Berita Banten – Kronik sejarah Banten tak melulu mengisahkan tentang kejayaan nama Banten yang mashur sampai ke negara-negara di belahan dunia. Di dalamnya, dikisahkan pula tentang perang, dagang, ambisi berkuasa, bahkan pengkhianatan-pengkhianatan yang terjadi di lingkungan kerajaan.
Dalam rubrik Babad Banten kali ini, BantenHits.com akan mengulas sebuah peristiwa penting dalam perjalanan Kerajaan Banten, persisnya pada masa kepemimpinan Sultan Zainul Arifin yang menjabat Raja Banten ke-10 pada kurun waktu 1733-1753.
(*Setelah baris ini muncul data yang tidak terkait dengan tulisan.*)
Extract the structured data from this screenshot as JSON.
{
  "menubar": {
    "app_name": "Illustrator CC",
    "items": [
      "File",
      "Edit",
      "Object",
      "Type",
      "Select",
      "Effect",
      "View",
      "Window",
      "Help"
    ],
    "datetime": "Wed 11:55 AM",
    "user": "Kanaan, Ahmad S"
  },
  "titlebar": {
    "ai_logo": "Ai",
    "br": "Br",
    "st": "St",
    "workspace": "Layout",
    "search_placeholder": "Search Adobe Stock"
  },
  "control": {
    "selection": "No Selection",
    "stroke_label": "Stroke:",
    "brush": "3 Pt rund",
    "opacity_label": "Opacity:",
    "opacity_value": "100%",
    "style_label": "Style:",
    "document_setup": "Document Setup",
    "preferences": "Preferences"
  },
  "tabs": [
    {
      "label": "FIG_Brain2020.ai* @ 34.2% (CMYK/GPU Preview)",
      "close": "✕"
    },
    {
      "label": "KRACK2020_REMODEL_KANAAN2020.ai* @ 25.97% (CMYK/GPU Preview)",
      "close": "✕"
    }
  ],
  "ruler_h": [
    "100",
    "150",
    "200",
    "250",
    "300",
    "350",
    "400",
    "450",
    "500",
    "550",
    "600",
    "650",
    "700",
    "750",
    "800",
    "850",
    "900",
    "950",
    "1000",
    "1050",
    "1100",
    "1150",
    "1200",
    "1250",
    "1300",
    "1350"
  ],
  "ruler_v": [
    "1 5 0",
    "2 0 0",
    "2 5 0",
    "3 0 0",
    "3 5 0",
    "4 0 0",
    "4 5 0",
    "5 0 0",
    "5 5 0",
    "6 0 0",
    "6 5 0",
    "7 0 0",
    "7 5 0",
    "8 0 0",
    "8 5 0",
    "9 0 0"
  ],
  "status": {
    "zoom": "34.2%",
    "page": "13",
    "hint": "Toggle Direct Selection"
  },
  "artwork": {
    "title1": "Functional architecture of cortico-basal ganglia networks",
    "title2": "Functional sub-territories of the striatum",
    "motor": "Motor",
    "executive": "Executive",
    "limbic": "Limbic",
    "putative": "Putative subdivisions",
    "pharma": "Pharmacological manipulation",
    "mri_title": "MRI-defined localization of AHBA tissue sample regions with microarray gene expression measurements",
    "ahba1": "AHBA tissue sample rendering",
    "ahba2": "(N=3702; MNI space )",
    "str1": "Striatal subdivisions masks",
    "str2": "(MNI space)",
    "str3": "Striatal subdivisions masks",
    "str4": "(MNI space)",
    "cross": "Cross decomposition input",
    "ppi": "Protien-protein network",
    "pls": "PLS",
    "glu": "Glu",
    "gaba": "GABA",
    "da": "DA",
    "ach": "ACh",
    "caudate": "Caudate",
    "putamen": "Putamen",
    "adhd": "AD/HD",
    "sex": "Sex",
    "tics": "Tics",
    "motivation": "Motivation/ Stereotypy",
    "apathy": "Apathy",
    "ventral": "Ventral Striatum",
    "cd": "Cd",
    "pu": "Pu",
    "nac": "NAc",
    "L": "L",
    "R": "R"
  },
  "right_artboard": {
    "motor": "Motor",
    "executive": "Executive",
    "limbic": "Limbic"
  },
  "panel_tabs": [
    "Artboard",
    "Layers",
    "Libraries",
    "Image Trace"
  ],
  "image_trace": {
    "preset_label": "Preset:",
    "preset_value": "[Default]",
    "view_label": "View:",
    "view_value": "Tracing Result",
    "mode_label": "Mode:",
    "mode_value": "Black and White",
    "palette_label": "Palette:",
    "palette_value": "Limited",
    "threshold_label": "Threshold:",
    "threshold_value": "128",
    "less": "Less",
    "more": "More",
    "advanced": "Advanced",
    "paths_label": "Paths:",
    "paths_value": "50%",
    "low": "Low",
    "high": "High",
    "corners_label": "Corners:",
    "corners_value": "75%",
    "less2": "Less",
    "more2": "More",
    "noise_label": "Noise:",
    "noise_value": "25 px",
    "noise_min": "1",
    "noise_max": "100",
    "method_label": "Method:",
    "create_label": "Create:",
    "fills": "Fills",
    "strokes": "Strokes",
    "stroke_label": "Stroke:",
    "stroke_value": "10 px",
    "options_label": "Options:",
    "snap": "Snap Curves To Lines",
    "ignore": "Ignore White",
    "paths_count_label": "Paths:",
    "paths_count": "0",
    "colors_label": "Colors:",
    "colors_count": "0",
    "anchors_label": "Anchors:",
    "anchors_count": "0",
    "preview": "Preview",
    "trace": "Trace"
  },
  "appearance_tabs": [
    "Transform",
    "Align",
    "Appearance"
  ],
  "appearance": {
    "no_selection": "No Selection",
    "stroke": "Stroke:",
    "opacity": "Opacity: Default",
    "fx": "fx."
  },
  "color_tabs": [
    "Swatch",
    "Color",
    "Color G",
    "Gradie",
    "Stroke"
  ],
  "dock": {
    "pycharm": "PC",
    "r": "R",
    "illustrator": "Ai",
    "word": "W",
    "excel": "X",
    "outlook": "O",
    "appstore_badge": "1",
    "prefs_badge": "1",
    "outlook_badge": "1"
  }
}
Tulisan ini bersumber dari tulisan Titik Pudjiastuti dalam buku ‘Menyusuri Jejak Kesultanan Banten’ yang di dalamnya mengulas karya Wirawan berjudul Banteng Banten yang diterbitkan 1978.
Kudeta terhadap Raja
Alkisah dalam cerita Banteng Banten itu, Titik menuliskan, permaisuri Sultan Zainul Arifin wafat. Raja kemudian menikahi seorang perempuan bernama Fatimah. Setelah resmi menjadi peramisuri, Fatimah kemudian memiliki gelar Ratu Syarifah Fatimah.
Sosok Fatimah ternyata seorang yang ambisius terhadap kekuasaan. Ia tak puas hanya dengan menjadi pendamping raja. Dia menginginkan menduduki tahta kerajaan yang sedang dijabat oleh suami.
Hasrat berkuasa membuat Fatimah gelap mata. Dia kemudian mulai menyusun skenario kudeta dengan melibatkan pemimpin VOC, Gubernur Jenderal Baroon van Imhoff.
Fatimah memulai rencana kudeta dengan membuang Pangeran Abunasar, putra Sultan Zainul Arifin dari istrinya yang telah wafat ke sebuah negeri yang disebut Ceylon. Kemudian Sultan Zainul sendiri diasingkan ke Ambon hingga akhirnya meninggal dunia.
Namun, tak ada skenario kejahatan yang sempurna. Kudeta yang dilakukan Fatimah terhadap suaminya, menimbulkan huru-hara di negeri Banten. Rakyat Banten kala itu memberontak.
Pemberontakan rakyat dipimpin oleh Ratu Bagus Ishak alias Ki Tapa–kakak kandung permaisuri Sultan Zainul yang wafat– bersama anaknya yang bernama Tubagus Buang. Singkat cerita, Ki Tapa dan anaknya, Tubagus Buang sukses menumbangkan Rezim Ratu Syarifah Fatimah.
Setelah berhasil menumbangkan rezim hasil kudeta, Ki Tapa dan Tubagus Buang kemudian menjemput Pangeran Abunasar yang sebelumnya dibuang ke Ceylon untuk didudukkan menjadi Raja Banten yang sah, mengganti bapaknya yang wafat di pengasingan.
Menariknya, dalam kisah tersebut disebutkan soal posisi VOC yang sebelumnya mendukung kudeta Ratu Syarifah Fatimah terhadap suaminya. Setelah Rezim Ratu Syarifah tumbang, VOC justru turut membuang Ratu Fatimah ke Saparua. Ratu Fatimah disebutkan meninggal di Pulau Edam sebelum sampai ke tempat pengasingan di Saparua.